Here, on April 27, 2005, the circuit court entered an agreed order reflecting the parties' modification of their marital settlement agreement, which altered the amount of the support award and extended the length of payment to July 16, 2009. The agreed order expressly stated that the marital settlement agreement's non-modification clause under "Article III, paragraph 2 shall remain in force and effect," except for the amended amount and length of payment as provided in the agreed order. Further, the agreed order expressly stated that "[a]ll other provisions of the [m]arital [s]ettlement [a]greement shall remain in full force and effect." Based on the plain language of the marital settlement agreement, we find that it was the parties' intent for Richard to make unallocated maintenance and child support payments to Kathleen until July 16, 2009, when Caitlin turned 18 years old and became emancipated. We further find that the parties, by contractual agreement, intended for Kathleen's maintenance support from Richard to terminate on July 16, 2009. While Kathleen's personal circumstances are unfortunate, under Blum and the terms of the marital settlement agreement, the circuit court was unable to grant the relief requested.
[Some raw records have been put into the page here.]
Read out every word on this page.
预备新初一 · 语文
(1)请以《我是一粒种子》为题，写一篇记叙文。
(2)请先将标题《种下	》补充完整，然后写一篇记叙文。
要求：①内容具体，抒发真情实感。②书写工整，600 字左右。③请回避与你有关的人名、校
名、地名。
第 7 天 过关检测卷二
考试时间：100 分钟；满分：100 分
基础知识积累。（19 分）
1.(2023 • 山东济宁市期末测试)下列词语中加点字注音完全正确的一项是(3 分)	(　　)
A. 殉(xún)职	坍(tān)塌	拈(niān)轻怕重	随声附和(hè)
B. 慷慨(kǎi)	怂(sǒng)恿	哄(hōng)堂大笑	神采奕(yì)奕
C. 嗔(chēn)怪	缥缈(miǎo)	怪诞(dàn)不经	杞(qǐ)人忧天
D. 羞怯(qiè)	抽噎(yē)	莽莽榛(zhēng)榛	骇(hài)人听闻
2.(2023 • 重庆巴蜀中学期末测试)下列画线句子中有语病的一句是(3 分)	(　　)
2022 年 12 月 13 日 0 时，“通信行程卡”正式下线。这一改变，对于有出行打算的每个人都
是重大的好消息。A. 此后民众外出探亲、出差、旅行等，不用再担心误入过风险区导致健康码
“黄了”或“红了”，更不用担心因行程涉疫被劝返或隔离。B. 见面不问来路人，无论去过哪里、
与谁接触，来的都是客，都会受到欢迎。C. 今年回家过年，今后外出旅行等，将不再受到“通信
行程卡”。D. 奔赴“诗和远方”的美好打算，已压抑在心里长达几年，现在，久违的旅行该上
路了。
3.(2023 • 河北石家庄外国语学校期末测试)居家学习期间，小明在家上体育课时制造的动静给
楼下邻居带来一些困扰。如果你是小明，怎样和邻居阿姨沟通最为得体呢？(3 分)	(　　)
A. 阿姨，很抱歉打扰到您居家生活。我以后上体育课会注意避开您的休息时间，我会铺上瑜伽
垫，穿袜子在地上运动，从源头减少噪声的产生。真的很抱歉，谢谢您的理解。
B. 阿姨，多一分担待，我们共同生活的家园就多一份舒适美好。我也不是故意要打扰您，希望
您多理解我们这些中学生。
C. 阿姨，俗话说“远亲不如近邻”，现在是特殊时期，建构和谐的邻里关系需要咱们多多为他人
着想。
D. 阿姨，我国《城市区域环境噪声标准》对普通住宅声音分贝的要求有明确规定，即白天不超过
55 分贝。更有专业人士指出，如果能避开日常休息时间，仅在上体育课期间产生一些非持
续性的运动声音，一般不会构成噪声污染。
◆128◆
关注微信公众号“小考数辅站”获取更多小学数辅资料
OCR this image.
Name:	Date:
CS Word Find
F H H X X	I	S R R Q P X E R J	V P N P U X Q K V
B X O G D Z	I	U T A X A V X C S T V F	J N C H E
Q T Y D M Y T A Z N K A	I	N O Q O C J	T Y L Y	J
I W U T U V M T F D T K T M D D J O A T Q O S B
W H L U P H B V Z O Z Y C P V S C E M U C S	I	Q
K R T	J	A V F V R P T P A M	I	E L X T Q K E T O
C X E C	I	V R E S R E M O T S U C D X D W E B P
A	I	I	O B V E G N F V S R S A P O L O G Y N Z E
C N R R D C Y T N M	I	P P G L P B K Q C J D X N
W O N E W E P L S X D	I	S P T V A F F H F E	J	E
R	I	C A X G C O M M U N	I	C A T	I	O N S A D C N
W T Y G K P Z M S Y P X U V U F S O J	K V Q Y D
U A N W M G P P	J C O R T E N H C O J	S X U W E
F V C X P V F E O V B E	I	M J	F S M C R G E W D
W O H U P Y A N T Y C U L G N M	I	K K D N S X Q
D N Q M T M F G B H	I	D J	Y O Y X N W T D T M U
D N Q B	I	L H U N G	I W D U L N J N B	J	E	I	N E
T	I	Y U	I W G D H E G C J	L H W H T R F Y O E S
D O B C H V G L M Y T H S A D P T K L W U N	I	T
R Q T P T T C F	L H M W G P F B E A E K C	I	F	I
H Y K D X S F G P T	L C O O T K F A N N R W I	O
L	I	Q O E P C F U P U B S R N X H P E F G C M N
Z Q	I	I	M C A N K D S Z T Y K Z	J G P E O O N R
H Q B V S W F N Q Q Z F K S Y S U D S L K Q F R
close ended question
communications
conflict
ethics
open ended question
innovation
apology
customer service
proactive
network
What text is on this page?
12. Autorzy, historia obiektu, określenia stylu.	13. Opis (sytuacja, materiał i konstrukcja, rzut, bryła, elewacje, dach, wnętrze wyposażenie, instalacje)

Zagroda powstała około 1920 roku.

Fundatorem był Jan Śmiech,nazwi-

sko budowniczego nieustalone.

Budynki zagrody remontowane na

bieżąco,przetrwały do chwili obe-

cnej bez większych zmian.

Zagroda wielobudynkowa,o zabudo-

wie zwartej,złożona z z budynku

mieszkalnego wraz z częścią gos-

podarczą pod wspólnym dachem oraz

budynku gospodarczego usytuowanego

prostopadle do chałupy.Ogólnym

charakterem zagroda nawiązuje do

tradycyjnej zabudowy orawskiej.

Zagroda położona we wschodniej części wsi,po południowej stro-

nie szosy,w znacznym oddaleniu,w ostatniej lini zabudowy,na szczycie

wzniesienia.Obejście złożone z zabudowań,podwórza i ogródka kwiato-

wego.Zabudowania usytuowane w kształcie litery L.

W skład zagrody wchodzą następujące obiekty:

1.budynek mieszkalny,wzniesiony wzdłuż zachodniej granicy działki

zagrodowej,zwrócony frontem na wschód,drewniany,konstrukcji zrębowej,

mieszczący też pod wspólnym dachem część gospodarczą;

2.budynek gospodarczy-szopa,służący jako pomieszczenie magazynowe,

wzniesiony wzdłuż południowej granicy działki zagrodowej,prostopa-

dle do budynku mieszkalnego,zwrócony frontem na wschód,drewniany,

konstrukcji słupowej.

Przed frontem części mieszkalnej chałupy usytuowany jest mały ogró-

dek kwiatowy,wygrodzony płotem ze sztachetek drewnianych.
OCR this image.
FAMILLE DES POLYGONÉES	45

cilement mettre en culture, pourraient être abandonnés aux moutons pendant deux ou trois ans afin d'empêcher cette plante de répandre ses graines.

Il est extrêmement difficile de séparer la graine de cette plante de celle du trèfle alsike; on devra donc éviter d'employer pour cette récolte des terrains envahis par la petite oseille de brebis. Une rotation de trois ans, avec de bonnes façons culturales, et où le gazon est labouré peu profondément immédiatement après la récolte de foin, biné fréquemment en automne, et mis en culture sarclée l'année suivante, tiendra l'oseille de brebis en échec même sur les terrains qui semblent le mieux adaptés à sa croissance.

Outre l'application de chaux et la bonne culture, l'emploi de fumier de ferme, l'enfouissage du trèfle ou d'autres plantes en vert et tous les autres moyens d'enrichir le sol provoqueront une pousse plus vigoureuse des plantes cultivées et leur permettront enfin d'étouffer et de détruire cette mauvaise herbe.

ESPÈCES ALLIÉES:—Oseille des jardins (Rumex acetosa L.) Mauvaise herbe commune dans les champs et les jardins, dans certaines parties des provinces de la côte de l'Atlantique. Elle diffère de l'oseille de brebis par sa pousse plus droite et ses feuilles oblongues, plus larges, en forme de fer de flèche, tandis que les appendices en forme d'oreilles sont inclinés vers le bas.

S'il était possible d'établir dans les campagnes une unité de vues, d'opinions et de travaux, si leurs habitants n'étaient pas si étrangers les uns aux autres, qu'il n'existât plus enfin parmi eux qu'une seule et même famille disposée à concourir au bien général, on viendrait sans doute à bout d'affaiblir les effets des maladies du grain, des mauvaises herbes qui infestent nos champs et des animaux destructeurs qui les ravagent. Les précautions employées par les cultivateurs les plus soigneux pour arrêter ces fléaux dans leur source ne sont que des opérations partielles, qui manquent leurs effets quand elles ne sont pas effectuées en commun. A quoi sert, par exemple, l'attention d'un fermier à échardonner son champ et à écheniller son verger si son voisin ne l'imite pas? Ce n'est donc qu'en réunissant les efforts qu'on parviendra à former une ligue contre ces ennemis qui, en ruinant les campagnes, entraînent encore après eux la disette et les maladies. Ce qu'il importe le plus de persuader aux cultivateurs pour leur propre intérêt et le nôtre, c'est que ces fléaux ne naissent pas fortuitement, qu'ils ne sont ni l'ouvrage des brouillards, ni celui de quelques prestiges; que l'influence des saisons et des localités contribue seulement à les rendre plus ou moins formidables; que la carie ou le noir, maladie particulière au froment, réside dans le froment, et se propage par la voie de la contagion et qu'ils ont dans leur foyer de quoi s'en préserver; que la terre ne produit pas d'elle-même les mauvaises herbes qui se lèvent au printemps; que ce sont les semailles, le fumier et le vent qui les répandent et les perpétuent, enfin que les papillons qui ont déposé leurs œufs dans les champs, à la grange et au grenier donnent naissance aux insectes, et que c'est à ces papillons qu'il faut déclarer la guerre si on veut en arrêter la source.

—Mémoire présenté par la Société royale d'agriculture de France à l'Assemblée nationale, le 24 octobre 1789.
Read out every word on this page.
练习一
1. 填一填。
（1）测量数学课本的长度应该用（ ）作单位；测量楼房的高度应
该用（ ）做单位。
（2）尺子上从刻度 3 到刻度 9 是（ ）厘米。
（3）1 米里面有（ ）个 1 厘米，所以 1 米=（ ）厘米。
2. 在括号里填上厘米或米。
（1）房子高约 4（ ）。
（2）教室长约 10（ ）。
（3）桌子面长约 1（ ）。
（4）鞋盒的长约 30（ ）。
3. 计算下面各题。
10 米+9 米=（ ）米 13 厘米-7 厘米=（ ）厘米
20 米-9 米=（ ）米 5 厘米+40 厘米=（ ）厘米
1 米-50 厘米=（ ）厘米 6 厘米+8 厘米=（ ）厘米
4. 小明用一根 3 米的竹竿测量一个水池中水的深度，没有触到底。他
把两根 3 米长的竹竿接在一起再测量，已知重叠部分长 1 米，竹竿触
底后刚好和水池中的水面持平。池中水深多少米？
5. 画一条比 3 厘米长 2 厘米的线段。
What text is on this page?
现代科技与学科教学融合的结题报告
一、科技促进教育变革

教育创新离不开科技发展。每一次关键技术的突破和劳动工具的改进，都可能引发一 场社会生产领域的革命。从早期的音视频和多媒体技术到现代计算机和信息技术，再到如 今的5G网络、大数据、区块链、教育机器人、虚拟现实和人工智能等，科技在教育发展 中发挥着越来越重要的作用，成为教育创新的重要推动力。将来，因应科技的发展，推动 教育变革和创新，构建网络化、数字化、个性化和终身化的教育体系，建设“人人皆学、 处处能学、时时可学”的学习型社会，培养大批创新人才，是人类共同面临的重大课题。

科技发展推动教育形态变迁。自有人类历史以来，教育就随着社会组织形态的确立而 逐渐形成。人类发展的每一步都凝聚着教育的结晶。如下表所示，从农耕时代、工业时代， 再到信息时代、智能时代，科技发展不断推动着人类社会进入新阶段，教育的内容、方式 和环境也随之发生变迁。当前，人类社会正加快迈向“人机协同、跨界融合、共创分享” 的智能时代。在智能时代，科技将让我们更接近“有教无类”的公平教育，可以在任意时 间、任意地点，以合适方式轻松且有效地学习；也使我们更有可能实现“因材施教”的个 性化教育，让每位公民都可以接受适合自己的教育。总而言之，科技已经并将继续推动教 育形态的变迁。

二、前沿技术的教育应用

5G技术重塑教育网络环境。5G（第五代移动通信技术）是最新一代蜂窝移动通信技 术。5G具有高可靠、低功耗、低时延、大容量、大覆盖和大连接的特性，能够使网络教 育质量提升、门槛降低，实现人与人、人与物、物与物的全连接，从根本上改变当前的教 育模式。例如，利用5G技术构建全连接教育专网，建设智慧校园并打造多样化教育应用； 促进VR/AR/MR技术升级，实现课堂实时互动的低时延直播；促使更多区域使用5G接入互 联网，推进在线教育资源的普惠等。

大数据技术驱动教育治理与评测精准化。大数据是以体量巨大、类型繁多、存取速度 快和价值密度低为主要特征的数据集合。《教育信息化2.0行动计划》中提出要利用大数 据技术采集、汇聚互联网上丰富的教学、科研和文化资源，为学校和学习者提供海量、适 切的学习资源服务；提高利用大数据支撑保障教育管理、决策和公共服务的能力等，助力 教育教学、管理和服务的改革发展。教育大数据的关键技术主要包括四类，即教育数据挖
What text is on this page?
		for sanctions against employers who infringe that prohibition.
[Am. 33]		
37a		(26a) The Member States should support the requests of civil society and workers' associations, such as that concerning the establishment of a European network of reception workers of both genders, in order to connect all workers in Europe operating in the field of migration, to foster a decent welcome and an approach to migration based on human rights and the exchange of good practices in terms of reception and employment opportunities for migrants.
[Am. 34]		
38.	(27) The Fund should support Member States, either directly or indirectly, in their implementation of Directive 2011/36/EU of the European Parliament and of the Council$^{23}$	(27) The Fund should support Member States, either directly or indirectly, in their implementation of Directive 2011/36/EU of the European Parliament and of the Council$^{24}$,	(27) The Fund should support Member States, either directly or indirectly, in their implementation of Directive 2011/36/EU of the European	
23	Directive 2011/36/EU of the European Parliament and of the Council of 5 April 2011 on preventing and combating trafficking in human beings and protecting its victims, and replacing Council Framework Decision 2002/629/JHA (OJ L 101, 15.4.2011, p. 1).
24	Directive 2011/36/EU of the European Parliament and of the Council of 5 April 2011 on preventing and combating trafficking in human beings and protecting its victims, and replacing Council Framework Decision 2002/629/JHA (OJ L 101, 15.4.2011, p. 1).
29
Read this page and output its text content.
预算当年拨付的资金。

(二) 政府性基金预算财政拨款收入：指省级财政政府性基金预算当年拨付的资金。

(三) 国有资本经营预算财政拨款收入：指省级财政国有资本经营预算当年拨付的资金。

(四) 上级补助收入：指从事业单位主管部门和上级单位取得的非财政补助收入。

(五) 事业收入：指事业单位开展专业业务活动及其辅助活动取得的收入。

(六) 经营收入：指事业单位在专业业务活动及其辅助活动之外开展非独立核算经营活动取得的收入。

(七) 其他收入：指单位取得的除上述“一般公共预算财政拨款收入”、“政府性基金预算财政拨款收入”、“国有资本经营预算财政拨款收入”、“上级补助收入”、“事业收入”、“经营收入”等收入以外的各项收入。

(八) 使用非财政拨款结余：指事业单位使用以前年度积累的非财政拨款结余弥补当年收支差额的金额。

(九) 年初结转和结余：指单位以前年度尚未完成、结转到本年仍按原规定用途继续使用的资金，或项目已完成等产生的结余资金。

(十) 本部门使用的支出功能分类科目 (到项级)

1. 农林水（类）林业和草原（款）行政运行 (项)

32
See 750 ILCS 5/502(b) (West 2008). Thus, Kathleen was not entitled to a modification of the marital settlement agreement to extend support payments made to her by Richard. Therefore, we hold that the circuit court properly granted Richard's motion to reconsider and motion to dismiss Kathleen's petition to modify.

For the foregoing reasons, we affirm the judgment of the circuit court of Cook County. Affirmed.